To Plan B or not to Plan B? That is the question.
By Paul Kelly
Perhaps it’s because I am in my late 50s, but these days I find myself preferring to walk from London Waterloo station to the SEC Newgate office in Basinghall Street. This decision has been made easier by the fact that, up until now, the weather has generally been quite pleasant and of course I am getting some decent exercise; although, my Strava records suggest not quite as much as I like to tell people!

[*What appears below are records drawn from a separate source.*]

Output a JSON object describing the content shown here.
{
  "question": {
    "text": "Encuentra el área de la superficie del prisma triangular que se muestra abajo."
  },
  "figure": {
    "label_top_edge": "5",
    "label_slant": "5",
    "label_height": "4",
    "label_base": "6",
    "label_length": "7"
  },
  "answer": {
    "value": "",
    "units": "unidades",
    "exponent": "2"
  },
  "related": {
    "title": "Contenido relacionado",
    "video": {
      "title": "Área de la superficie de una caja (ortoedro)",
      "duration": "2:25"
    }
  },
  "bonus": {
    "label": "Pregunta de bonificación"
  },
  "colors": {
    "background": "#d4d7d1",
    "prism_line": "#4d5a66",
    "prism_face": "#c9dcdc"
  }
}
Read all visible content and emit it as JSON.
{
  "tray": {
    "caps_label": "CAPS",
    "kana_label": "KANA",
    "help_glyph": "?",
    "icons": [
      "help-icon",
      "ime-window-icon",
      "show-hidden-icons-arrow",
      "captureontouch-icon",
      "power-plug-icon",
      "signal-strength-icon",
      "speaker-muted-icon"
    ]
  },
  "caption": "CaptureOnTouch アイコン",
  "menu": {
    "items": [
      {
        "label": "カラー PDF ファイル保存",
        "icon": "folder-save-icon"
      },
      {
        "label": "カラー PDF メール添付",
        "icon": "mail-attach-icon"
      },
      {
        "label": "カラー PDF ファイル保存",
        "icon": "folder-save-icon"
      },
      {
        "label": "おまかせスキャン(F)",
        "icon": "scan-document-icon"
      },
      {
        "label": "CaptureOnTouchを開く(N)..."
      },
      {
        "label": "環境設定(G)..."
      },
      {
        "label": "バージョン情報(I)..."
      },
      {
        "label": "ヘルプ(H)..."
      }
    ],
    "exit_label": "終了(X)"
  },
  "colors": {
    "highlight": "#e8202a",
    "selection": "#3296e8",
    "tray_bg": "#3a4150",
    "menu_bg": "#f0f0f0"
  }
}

I am choosing to walk not because of the pleasure of being close to the Thames, or even the fact that I could always do with being fitter. I simply want to minimise my time on public transport and enclosed places. Yesterday, I broke this self-imposed rule and went with a colleague to meet a client on Berkeley Square, which required a trip on the Central Line. Suffice to say that it realised most of my fears with hardly half the people on the tube wearing face coverings, including three members of the Transport Police who could not have been standing more closely together if they tried. This is despite the fact that Transport for London insists you “must” wear a face covering to travel on the network. Clearly no one is policing that rule; in which case, why have it?
Does this matter? I think so and here is why.
I have been lucky enough to be double jabbed and took my opportunities as soon as they arose. This is in part, because I am married to a primary school teacher, who teaches reception age children and is chronically exposed to every new infection they unwittingly bring in, including Covid-19, as she has next to no practical protection. Consequently, a number of her fellow teachers at her school have gone down with Covid-19. They in turn have passed this on to their partners, two of whom are quite seriously ill, despite having been vaccinated. The recent official statistics suggest that they are not alone and that all the indices are heading in the wrong direction, including 223 deaths recorded on Wednesday alone. On BBC News on Tuesday night, Health Correspondent Hugh Pym suggested that each of the key infection statistics we are now all so familiar with is increasing by roughly 10% week on week.
On Tuesday, Matthew Taylor, CEO of the NHS Confederation demanded the Government implement the so-called Plan B. Amongst other things this would require the wearing of face coverings in public places, because of what he perceived to be a direct threat to the health service over the coming winter. Downing Street responded by saying that: “there is absolutely no plan to introduce Plan B.” Business Secretary Kwasi Kwateng, who for various reasons happened to be the minister touring the studios, was more nuanced saying “not yet, because our approach is working” by which he means keeping to Plan A. This is fundamentally based around delivering the roll-out of the booster jab in order to prevent an unsustainable pressure developing for the NHS during the winter months.
However, the NHS Confederation is not alone in calling for more measures related to Plan B to be taken earlier. Bristol based, Professor Adam Finn, who sits on the Joint Committee for Vaccination and Immunisation, has also called for more to be done to limit infections by asking the public to wear face masks and take other precautions. He argues that it is better to take these actions now, rather than when it is too late. Bristol is currently experiencing a huge spike in Covid-19 cases, much of which is attributed to the failure of the Immensa laboratory to diagnose Covid cases from locally taken PCR tests. As a result of these errors, people who were actually infected with the virus lived their lives as if they were not and thereby spread the infection far and wide.
But my recent trip on the underground, coupled with my experience of simply going about ordinary life in London, is making me wonder if Plan B could ever be implemented anyway ; I think it is debatable that the public can ever be sufficiently corralled again should the decision be taken. Firstly, it is not clear what the situation would have to be to get widespread approval to implement it or how it would actually be delivered on the ground. It seems to me that y many members of the community are literally sick of Covid and all the statistics it generates and as a result are highly unlikely to willingly restrict their behaviours once again, should the situation be deemed to require it.
I for one, hope that HMG is right and that the situation will not deteriorate to the point that we all regret not taking up Plan B earlier. But I am not going to bet on it and will therefore carry on walking the streets no matter what the winter weather has in store!